Nicole Kidman is the Mrs. Coulter I had in my head while reading the books. She’s sharp, sexy, dangerous, and you’re not quite sure whether she’s working for the Magisterium or whether she’s using them. Daniel Craig as Lord Asriel seems similarly ambiguous, though his appearances are so short that it’s hard to tell.

As for the religious content that the fundies have been getting their knickers in a twist over, it was minimal. Yes, there’s the Magisterium, which looks an awful lot like the Catholic church, who want to run people’s lives and do horrible things to children “for their own good”, and there’s an obvious parallel to the Adam and Eve story at one point, but that’s about it.

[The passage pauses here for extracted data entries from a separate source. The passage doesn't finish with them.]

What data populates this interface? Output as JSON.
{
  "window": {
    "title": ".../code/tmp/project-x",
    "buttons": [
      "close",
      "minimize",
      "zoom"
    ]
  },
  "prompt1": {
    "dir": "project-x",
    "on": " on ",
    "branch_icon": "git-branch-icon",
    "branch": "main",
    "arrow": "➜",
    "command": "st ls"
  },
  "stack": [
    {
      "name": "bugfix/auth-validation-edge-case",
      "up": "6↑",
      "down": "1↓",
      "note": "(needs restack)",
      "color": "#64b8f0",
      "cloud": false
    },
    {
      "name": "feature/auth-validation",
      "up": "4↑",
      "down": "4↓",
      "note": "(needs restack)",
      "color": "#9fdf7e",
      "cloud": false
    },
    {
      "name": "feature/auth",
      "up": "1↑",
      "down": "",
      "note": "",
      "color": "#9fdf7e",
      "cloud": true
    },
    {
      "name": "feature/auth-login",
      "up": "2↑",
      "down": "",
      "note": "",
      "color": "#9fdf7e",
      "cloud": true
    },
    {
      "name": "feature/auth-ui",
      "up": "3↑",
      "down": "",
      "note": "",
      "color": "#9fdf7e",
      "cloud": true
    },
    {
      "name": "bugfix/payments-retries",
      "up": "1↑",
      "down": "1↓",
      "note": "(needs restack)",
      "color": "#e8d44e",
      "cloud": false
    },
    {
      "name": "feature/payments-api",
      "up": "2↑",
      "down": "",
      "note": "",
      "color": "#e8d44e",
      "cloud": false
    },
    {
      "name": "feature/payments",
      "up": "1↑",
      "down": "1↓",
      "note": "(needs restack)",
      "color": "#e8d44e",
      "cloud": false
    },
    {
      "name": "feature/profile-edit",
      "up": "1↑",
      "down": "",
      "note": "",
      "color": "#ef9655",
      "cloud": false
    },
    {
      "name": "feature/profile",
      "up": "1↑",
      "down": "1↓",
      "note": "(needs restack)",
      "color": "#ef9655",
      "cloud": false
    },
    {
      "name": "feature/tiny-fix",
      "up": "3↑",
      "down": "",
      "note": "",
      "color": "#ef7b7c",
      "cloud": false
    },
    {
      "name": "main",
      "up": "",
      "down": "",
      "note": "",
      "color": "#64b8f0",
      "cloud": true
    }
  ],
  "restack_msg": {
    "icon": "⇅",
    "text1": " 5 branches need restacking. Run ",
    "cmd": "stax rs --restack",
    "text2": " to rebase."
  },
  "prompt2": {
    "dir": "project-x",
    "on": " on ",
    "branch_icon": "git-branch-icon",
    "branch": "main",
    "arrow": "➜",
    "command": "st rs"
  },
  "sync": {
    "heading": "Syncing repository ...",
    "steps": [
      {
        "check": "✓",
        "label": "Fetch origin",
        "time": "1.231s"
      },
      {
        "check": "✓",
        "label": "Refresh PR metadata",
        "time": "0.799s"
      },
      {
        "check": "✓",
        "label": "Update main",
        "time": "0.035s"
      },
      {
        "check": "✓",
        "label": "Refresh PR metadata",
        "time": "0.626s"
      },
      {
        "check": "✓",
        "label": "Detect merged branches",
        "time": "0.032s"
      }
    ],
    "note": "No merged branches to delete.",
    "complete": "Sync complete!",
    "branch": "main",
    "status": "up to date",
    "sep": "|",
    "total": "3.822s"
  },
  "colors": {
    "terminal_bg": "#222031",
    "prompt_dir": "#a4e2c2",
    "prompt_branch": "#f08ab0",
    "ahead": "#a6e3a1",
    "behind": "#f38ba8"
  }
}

It’s too soon to tell whether the next two books in the series are likely to be adapted as well, but if they are, I hope they hire a nun to rap the director’s knuckles if he gets anywhere close to messing with the script.


Addendum: There are rumors on the intertubes that the DVD will have various deleted scenes, possibly including a director’s cut. Depending on how extensive the changes are, they might be sufficient to salvage this film.

Also, I don’t normally like it when publishers change books’ titles when they cross the Atlantic, but in this case I approve: the alethiometer, subtle knife, and spyglass are important manmade objects in the books. The northern lights don’t fit the scheme.